You have to wonder what exactly are the benefits of hitching yourself to George W. It's like when you consider making an investment or major purchase. You look at the pros and the cons. We all know what the cons are: your people become a target for terrorists, and you breed your own terrorist cells. So, what are the benefits? Ummmmm, well, uhhhh, okay not many. Blair has sold out his people so he can cozy up on Bush's lap. Tony is like any other man in power, he wants to more power himself, and be closer to those who have even more power.
The mind reels at brilliant analysis such as this. Really. No chance whatsoever that Blair weighs the pros and cons and finds some benefits to his nation in allying with the most powerful country in the world, militarily and economically speaking at least. Nope. Can't be. Because if one so brilliant as punditron (and who's to say the left isn't spitting these talking points out of a Bush hating robot, anyway) makes the calculation and the scales weigh heavier on the con side, then all points to pro are immediately discarded.
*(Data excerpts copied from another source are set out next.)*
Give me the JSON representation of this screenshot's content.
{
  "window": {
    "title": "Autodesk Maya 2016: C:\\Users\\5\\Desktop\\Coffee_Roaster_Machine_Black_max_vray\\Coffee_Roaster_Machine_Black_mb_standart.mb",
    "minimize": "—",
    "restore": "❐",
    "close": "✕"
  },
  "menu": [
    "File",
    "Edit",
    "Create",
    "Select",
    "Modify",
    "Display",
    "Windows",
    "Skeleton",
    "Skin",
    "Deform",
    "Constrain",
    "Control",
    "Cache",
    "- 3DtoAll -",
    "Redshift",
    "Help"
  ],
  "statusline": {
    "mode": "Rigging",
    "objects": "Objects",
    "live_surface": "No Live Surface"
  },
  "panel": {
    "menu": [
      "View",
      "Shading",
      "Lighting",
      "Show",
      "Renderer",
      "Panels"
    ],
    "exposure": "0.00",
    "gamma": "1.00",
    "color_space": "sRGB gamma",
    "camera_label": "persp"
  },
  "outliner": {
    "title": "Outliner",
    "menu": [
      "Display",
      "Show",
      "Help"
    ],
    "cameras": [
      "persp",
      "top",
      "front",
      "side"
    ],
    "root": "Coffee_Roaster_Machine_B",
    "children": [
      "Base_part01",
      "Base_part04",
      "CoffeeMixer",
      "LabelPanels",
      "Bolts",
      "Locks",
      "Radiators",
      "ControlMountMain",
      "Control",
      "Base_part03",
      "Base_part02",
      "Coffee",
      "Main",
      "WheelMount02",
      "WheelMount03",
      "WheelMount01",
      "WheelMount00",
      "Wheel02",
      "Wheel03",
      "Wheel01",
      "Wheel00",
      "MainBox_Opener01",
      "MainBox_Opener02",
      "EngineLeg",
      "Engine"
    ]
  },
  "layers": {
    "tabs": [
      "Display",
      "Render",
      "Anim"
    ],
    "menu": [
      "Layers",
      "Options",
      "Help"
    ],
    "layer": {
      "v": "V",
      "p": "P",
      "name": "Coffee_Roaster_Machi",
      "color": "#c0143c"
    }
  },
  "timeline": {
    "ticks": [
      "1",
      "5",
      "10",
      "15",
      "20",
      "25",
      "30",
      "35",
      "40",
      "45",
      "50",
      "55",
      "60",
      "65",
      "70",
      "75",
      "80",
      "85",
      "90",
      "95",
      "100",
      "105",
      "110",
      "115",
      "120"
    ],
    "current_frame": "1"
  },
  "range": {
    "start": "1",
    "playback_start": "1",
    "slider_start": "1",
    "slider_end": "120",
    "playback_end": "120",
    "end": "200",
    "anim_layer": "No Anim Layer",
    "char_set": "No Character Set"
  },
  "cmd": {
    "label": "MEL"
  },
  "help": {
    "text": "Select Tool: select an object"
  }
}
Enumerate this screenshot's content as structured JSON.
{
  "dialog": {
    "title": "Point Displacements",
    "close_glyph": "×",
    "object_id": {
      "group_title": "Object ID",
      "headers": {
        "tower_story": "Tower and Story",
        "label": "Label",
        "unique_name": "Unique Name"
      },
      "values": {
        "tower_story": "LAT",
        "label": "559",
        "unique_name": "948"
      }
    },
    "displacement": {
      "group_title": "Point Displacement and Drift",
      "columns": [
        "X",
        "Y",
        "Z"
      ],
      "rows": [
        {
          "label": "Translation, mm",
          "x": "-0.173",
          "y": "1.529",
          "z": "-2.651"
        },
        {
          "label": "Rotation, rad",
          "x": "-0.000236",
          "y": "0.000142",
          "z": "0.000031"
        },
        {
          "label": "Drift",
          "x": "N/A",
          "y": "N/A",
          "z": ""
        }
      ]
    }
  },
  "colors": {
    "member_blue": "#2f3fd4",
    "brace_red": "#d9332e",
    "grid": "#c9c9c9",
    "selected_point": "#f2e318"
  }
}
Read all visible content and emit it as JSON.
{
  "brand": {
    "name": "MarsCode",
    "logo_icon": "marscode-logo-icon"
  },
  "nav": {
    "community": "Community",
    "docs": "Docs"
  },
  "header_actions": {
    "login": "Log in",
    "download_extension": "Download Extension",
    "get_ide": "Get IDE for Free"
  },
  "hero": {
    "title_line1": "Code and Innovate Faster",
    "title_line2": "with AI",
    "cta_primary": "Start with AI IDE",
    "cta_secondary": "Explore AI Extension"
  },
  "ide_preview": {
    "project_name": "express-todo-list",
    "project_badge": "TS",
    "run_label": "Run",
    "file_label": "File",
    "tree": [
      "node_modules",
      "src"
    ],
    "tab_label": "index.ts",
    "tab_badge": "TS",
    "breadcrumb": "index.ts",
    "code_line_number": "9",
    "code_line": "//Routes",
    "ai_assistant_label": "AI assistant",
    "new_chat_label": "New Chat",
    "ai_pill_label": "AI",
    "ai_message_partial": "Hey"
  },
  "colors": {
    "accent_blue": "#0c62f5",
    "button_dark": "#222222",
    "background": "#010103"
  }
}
No fine, nuanced arguments to consider; it's a runaway. Like Ditka v. the rest of the NFL, baby. 72-0. Ditka played in a wheelcahair, while recovering from a heart attack.
After all, we know what a stupid head Tony Blair is. Can't even pronounce half the words in the English language (and with an accent like that, well, you can only bet what he and Bush are doing when the doors are closed - but I'm okay with gay marriage, dirty buggers). Then there's this:
So, here's the plan to make Bush and Blair come back to reality. Make these idiots ride commercial aircraft, ride the subways, and walk the streets like the rest of us. Let them be exposed to the results of their reckless foreign policies. Plus, do that for their families. Then, we'll see if they want to engage in their cowboy attitudes towards the rest of the world.
I think that's a great idea. Might be better, though, if we made them get permission from Muqtada al Sadr and Ahmadinejad before they go anywhere, though. Or at least a note from the Kofi, I guess. That'll really crush those cowboy spirits (or at least make 'em sissies like those "cowboys" in the movies right - so Brokeback! - but I watched it with my girlfriend and only closed my eyes once, so I'm behind you Andrew).
It's gonna take a while for this deep thinking to really sink in with me. Guess I'm too stupid, or maybe I'm just too committed to the lie to back down now.
Via The Corner.
Update: protein wisdom has another suggestion to humble the Lone Ranger and his Tonto.
Why not demand Blair and Bush pick up a pistol, put on a ten gallon hat, and
march themselves into the badlands of Pakistan?